The product, when made asymmetrically (L-proline cat. → Hajos-Parrish-Eder-Sauer-Wiechert), provides the optically active scaffold for ~30 steroid total syntheses. This is the Robinson annulation in its most famous setting.

Atorvastatin sidechain — recap from Ch 31

The chiral 3,5-dihydroxyhexanoate side chain of Lipitor.

   (3R,5R)-syn-diol-hexanoate ester   ⇒   β-hydroxy-δ-ketoester + diastereoselective reduction
                                            (Evans-Saksena or Narasaka-Prasad)
   β-hydroxy-δ-ketoester              ⇒   aldol of acetoacetate + chiral β-hydroxyaldehyde
   chiral β-hydroxyaldehyde           ⇒   epichlorohydrin + cyanide  (chiral pool, ECH)

The industrial synthesis (Pfizer/PD-129) uses an enzymatic resolution (HHDH halohydrin dehalogenase) on (S)-ECH-CN, then chemo-/diastereoselective syn-1,3-diol reduction. See Ch 31 for the full route.

Artemisinin — recap from Ch 38

Endoperoxide antimalarial.

   artemisinin (target)                   ⇒  dihydroartemisinic acid + ¹O₂ (photochemistry / Schenck ene)
   dihydroartemisinic acid                ⇒  artemisinic acid + H₂  (selective alkene reduction)
   artemisinic acid                       ⇒  amorpha-4,11-diene + Cyt-P450 oxidations  (microbial in Amyris route)
   amorphadiene                            ⇒  farnesyl pyrophosphate + amorphadiene synthase  (engineered yeast)
   FPP                                     ⇒  acetyl-CoA + isoprenoid pathway   (chiral pool / metabolic)
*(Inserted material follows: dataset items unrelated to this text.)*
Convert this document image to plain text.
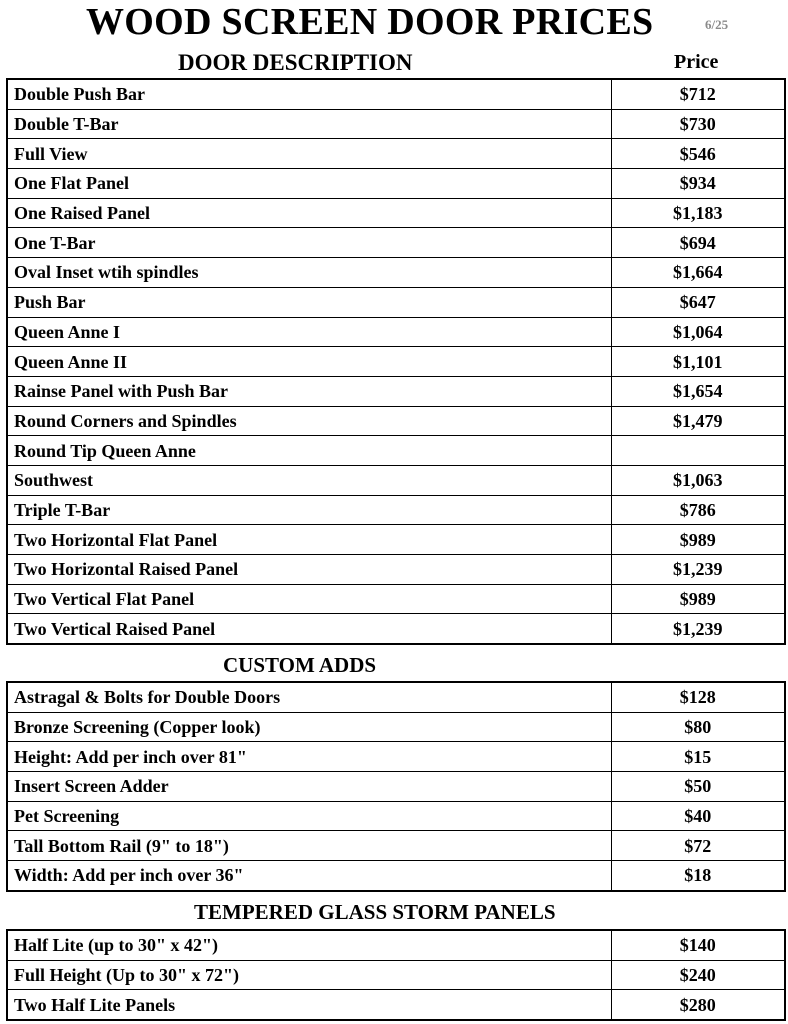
WOOD SCREEN DOOR PRICES	6/25
DOOR DESCRIPTION	Price
Double Push Bar	$712
Double T-Bar	$730
Full View	$546
One Flat Panel	$934
One Raised Panel	$1,183
One T-Bar	$694
Oval Inset wtih spindles	$1,664
Push Bar	$647
Queen Anne I	$1,064
Queen Anne II	$1,101
Rainse Panel with Push Bar	$1,654
Round Corners and Spindles	$1,479
Round Tip Queen Anne	
Southwest	$1,063
Triple T-Bar	$786
Two Horizontal Flat Panel	$989
Two Horizontal Raised Panel	$1,239
Two Vertical Flat Panel	$989
Two Vertical Raised Panel	$1,239
CUSTOM ADDS
Astragal & Bolts for Double Doors	$128
Bronze Screening (Copper look)	$80
Height: Add per inch over 81"	$15
Insert Screen Adder	$50
Pet Screening	$40
Tall Bottom Rail (9" to 18")	$72
Width: Add per inch over 36"	$18
TEMPERED GLASS STORM PANELS
Half Lite (up to 30" x 42")	$140
Full Height (Up to 30" x 72")	$240
Two Half Lite Panels	$280
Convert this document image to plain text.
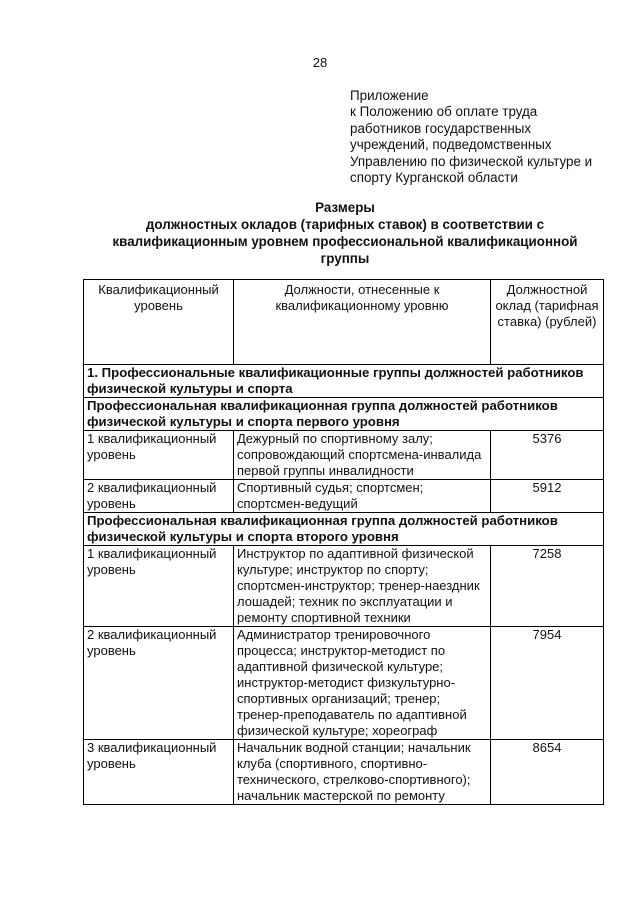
28
Приложение
к Положению об оплате труда
работников государственных
учреждений, подведомственных
Управлению по физической культуре и
спорту Курганской области
Размеры
должностных окладов (тарифных ставок) в соответствии с
квалификационным уровнем профессиональной квалификационной
группы
Квалификационный уровень	Должности, отнесенные к квалификационному уровню	Должностной оклад (тарифная ставка) (рублей)
1. Профессиональные квалификационные группы должностей работников физической культуры и спорта		
Профессиональная квалификационная группа должностей работников физической культуры и спорта первого уровня		
1 квалификационный уровень	Дежурный по спортивному залу; сопровождающий спортсмена-инвалида первой группы инвалидности	5376
2 квалификационный уровень	Спортивный судья; спортсмен; спортсмен-ведущий	5912
Профессиональная квалификационная группа должностей работников физической культуры и спорта второго уровня		
1 квалификационный уровень	Инструктор по адаптивной физической культуре; инструктор по спорту; спортсмен-инструктор; тренер-наездник лошадей; техник по эксплуатации и ремонту спортивной техники	7258
2 квалификационный уровень	Администратор тренировочного процесса; инструктор-методист по адаптивной физической культуре; инструктор-методист физкультурно-спортивных организаций; тренер; тренер-преподаватель по адаптивной физической культуре; хореограф	7954
3 квалификационный уровень	Начальник водной станции; начальник клуба (спортивного, спортивно-технического, стрелково-спортивного); начальник мастерской по ремонту	8654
The semi-synthetic Amyris/Sanofi route bridges metabolic engineering and ¹O₂ photochemistry — a model for natural-product manufacturing where chemo-only synthesis is uneconomic. Ch 38 walks through the full mechanism of the singlet-oxygen step, including the [4+2] ene followed by Hock cleavage.

7. Strategic considerations checklist

Bond polarity matches synthon? If not, consider umpolung.
Symmetry / latent symmetry? Disconnecting a symmetric bond doubles your reagent simplicity.
Chirality early or late? Early = compact, exposes chiral C to many steps (must protect it); late = flexibility, but stereochemistry must survive built-up framework.
Convergence? Two 5-step branches > one 10-step linear. Always.
Stable intermediates? Don't build a precursor that can't be purified.
Reagent compatibility? Check FG compatibility for every step on every other FG in the molecule.
Cost? $1 of LDA on a 100-g target is fine; $1000 of chiral ligand on the same scale needs alternatives.

Retrosynthesis is iterative. Draw the target, list disconnections, rate each on simplicity-of-precursor, then re-draw from the precursor and repeat. After a half-dozen targets, the patterns become reflexive.